Santé

14 000 patients ont reçu des produits potentiellement cancérigènes

Le scandale, décrit par la NZZ am Sonntag, qui concerne des anti-hypertenseurs contaminés par des substances nocives, souligne les difficultés de la surveillance de groupes globaux, en l'occurrence quand le principe actif provient de Chine 

Swissmedic, l'autorité de surveillance des produits thérapeutiques, a procédé à la mi-juillet au rappel de plusieurs anti-hypertenseurs auprès des pharmacies. Les médicaments contiendraient un risque de contamination au Valsartan, une substance potentiellement cancérigène, selon la NZZ am Sonntag.

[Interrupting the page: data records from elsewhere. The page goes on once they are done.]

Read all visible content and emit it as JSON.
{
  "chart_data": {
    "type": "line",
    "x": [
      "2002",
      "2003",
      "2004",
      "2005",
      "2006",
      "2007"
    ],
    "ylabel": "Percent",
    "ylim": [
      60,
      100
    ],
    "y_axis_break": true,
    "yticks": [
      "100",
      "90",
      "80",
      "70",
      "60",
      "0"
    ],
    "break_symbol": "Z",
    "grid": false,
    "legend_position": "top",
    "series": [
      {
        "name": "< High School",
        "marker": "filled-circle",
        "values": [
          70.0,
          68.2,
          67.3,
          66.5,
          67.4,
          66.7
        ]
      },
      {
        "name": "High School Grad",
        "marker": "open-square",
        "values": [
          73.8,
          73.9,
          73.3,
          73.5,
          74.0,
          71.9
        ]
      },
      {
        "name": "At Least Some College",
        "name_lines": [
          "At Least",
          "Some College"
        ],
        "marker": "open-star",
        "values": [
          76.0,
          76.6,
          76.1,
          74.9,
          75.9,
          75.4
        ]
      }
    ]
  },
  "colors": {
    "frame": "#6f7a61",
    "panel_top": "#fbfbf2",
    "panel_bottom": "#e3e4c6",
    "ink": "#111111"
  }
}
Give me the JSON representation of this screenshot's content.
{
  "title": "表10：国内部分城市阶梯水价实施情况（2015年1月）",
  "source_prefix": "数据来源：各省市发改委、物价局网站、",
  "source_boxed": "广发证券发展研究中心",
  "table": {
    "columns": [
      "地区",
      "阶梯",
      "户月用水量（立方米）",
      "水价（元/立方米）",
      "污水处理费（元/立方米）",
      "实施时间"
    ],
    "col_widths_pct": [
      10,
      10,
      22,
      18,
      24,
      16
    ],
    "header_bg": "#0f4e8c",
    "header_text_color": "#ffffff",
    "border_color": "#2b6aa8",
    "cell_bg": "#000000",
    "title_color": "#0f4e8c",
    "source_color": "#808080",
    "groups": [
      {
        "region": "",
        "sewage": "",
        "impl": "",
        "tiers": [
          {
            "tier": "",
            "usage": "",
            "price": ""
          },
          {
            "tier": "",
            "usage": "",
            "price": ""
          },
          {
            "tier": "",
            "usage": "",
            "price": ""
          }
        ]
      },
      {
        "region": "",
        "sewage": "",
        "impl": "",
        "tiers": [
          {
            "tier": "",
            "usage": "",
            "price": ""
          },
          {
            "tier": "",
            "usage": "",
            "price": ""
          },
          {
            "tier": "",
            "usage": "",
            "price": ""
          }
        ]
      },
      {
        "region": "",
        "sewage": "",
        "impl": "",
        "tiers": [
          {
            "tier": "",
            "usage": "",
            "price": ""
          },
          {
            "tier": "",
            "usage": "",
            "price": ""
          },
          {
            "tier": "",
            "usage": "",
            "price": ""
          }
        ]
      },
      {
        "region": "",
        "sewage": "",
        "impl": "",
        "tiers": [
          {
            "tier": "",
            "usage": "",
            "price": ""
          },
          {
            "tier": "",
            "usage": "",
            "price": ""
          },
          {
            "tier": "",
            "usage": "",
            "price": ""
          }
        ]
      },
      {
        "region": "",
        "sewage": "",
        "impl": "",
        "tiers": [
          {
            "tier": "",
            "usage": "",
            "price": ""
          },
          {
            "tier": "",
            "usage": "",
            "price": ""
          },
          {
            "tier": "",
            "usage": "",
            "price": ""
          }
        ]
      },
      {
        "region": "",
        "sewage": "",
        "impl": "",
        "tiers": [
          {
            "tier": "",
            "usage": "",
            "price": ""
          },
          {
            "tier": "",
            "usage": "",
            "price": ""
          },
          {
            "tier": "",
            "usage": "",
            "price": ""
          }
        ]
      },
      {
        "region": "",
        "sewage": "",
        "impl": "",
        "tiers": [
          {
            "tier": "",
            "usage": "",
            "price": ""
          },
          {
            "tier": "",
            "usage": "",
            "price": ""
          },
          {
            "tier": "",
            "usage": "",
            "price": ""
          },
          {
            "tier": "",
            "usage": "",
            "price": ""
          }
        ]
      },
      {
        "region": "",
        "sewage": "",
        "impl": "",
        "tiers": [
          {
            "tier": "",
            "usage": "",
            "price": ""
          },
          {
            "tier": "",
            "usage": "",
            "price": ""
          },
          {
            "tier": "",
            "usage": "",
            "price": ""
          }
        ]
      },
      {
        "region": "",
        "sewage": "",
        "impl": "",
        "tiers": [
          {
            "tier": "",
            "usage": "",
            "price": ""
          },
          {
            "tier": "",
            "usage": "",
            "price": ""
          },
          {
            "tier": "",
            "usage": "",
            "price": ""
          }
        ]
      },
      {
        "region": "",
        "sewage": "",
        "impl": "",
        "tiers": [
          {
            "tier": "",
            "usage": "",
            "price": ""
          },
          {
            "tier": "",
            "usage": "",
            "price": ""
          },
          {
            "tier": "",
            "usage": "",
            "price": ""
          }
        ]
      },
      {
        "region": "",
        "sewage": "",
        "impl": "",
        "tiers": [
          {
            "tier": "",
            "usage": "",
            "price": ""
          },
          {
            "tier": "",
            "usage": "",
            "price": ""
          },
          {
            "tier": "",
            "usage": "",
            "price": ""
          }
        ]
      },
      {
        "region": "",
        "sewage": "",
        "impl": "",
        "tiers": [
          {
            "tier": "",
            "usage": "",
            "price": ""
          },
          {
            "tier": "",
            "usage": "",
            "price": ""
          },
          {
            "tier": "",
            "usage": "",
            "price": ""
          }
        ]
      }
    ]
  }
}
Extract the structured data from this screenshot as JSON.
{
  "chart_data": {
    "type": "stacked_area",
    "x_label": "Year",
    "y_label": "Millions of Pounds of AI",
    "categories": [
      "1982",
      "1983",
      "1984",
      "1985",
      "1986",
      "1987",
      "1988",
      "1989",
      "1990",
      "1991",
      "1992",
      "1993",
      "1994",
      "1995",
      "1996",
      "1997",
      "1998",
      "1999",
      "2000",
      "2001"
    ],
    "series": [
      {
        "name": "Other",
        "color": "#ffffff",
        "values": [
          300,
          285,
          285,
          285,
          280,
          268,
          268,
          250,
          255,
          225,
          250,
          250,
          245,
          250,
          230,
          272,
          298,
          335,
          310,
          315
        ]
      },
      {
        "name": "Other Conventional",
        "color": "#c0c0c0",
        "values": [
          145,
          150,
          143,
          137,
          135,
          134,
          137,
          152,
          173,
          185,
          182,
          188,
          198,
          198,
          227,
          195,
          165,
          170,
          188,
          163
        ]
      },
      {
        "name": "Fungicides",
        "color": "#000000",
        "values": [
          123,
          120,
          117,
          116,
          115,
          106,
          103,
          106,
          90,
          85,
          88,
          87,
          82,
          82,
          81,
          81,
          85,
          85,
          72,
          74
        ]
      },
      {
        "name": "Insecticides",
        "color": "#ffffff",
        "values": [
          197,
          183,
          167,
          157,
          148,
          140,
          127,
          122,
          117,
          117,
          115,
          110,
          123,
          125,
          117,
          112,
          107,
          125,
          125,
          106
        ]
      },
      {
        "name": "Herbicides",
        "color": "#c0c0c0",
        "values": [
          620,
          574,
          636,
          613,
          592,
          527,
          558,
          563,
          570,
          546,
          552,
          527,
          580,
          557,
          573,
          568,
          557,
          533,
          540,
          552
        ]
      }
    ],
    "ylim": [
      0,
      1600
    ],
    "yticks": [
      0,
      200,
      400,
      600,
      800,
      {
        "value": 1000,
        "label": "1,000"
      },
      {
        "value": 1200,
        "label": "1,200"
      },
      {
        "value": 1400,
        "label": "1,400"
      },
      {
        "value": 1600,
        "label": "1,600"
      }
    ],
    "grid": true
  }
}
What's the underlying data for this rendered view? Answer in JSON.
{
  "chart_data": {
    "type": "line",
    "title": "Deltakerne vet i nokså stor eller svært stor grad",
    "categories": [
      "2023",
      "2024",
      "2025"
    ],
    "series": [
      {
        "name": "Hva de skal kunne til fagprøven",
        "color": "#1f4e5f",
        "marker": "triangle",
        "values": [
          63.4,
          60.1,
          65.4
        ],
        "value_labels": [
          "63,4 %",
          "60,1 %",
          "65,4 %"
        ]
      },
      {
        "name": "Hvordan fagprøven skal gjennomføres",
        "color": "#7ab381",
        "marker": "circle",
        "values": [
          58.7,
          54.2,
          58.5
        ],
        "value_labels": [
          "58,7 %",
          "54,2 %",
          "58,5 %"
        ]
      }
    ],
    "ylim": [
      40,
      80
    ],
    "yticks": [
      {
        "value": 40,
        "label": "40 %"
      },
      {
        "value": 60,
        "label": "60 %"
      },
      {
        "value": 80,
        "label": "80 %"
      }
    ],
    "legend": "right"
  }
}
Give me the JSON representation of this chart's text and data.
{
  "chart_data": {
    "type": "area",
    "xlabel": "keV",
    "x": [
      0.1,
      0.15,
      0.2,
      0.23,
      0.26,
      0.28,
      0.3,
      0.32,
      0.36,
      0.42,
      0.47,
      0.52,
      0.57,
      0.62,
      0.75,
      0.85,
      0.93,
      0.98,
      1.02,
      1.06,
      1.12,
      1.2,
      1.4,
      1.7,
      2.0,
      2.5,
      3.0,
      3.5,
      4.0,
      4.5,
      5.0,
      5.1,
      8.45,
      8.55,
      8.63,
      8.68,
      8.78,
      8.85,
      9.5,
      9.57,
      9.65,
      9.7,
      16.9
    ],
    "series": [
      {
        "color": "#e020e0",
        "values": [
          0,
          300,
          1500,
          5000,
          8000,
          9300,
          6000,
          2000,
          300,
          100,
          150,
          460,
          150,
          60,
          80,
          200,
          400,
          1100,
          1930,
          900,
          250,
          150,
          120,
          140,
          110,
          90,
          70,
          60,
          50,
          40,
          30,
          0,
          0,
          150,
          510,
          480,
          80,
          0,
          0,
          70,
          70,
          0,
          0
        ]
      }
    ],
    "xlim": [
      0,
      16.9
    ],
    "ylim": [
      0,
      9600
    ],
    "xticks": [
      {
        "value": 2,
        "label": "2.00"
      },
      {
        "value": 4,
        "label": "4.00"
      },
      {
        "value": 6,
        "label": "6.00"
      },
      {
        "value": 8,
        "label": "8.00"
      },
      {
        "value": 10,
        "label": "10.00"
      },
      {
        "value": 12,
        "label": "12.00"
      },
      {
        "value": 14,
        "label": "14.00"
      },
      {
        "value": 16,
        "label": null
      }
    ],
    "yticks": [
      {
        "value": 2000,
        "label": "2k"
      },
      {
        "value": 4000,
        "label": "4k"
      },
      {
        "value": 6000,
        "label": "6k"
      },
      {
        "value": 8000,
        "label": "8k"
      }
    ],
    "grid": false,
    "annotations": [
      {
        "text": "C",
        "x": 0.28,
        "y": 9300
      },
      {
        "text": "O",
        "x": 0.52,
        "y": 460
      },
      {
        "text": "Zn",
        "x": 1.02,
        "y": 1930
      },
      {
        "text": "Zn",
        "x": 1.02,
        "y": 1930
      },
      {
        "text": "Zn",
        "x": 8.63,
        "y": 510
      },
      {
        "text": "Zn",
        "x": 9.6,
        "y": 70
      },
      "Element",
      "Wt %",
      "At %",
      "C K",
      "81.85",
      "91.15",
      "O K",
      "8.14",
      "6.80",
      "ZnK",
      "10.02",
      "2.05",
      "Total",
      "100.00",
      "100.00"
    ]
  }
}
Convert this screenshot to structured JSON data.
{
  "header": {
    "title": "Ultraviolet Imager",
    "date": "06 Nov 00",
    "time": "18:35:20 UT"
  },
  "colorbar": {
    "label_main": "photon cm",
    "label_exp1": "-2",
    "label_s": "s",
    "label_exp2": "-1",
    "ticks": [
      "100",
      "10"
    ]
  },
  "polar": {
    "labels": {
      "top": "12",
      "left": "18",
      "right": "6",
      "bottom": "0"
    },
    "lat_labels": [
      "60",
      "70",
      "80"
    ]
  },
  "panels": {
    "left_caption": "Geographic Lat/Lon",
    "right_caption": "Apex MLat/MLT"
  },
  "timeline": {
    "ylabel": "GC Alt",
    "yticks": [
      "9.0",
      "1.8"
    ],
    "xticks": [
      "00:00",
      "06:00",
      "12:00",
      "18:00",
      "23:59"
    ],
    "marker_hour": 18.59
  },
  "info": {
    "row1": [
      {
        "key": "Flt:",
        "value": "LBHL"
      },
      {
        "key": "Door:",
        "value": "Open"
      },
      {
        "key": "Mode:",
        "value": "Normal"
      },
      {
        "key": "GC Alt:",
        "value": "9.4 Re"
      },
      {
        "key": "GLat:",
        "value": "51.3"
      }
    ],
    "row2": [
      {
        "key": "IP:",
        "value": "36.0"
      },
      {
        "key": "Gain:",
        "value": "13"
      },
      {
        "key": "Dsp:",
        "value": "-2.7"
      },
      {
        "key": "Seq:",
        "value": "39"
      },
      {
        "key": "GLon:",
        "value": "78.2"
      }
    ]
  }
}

D'après les estimations d'Intergenerika, l'association de la branche des génériques, 14 000 patients seraient touchés en Suisse. Beaucoup disposeraient de ces médicaments chez eux. En effet, le rappel des produits a été effectué auprès des médecins et des pharmacies, mais pas des patients. Swissmedic voulait éviter que ces derniers ne mettent subitement fin à un traitement sans en discuter avec leur médecin traitant. La liste des produits touchés est publiée par Swissmedic sur son site.

Une proportion moins élevée en Suisse qu'ailleurs

Des millions de patients seraient concernés par cette affaire dans le monde, dont 900 000 en Allemagne et 70 000 en Autriche. La proportion est nettement plus élevée dans ces pays qu'en Suisse en raison de leur politique d'incitation favorable aux génériques bon marché. Or les génériques sont de plus en plus souvent produits en Asie. La Chine serait même devenue le premier producteur des principes actifs des médicaments.

L'affaire souligne la difficulté pour les autorités de surveillance à contrôler une chaîne de production globale. Tous les producteurs des génériques incriminés sont des groupes occidentaux qui ont acheté la substance de base de leurs médicaments, le Valsartan, auprès du groupe chinois Huahai Pharmaceutical. Il est apparu que depuis 2012 on y aurait découvert un niveau élevé de Nitrosamines, des produits chimiques à fort potentiel cancérigène, écrit la NZZ am Sonntag. Les autorités européennes estiment qu'un cancer se développerait pour 5000 patients soumis à la dose la plus élevée de ces derniers.

D'autres médicaments également en cause

En Suisse, Novartis domine le marché des Valsartan, mais le géant pharma les fabrique uniquement en Suisse et en Irlande et non pas en faisant appel à des sous-traitants chinois. Cela explique aussi pourquoi le nombre de personnes potentiellement touchées est relativement modeste dans le pays. Le porte-parole du groupe bâlois s'attend à une plus forte demande pour ses propres produits, à la suite de cette affaire et se prépare, selon le journal zurichois, à accroître sa production. 

Les autorités américaines et européennes ont découvert des impuretés dans d'autres médicaments liés à deux autres producteurs de Valsartan, en Inde et en Chine, ajoute le journal alémanique. La Suisse ne serait, cette fois, pas concernée.

Les autorités américaines de la FDA avaient pourtant visité et autorisé de nouveaux modes de productions mis en place par Huahai. Ces changements seraient-ils liés à l'apparition de Nitrosamine? D'autres inspections de la FDA avaient été réalisées en 2016 et 2017 qui avaient alors constaté de graves lacunes. La NZZ am Sonntag note toutefois que le groupe chinois a vu huit de ses propres génériques autorisés à la vente aux Etats-Unis en 2017.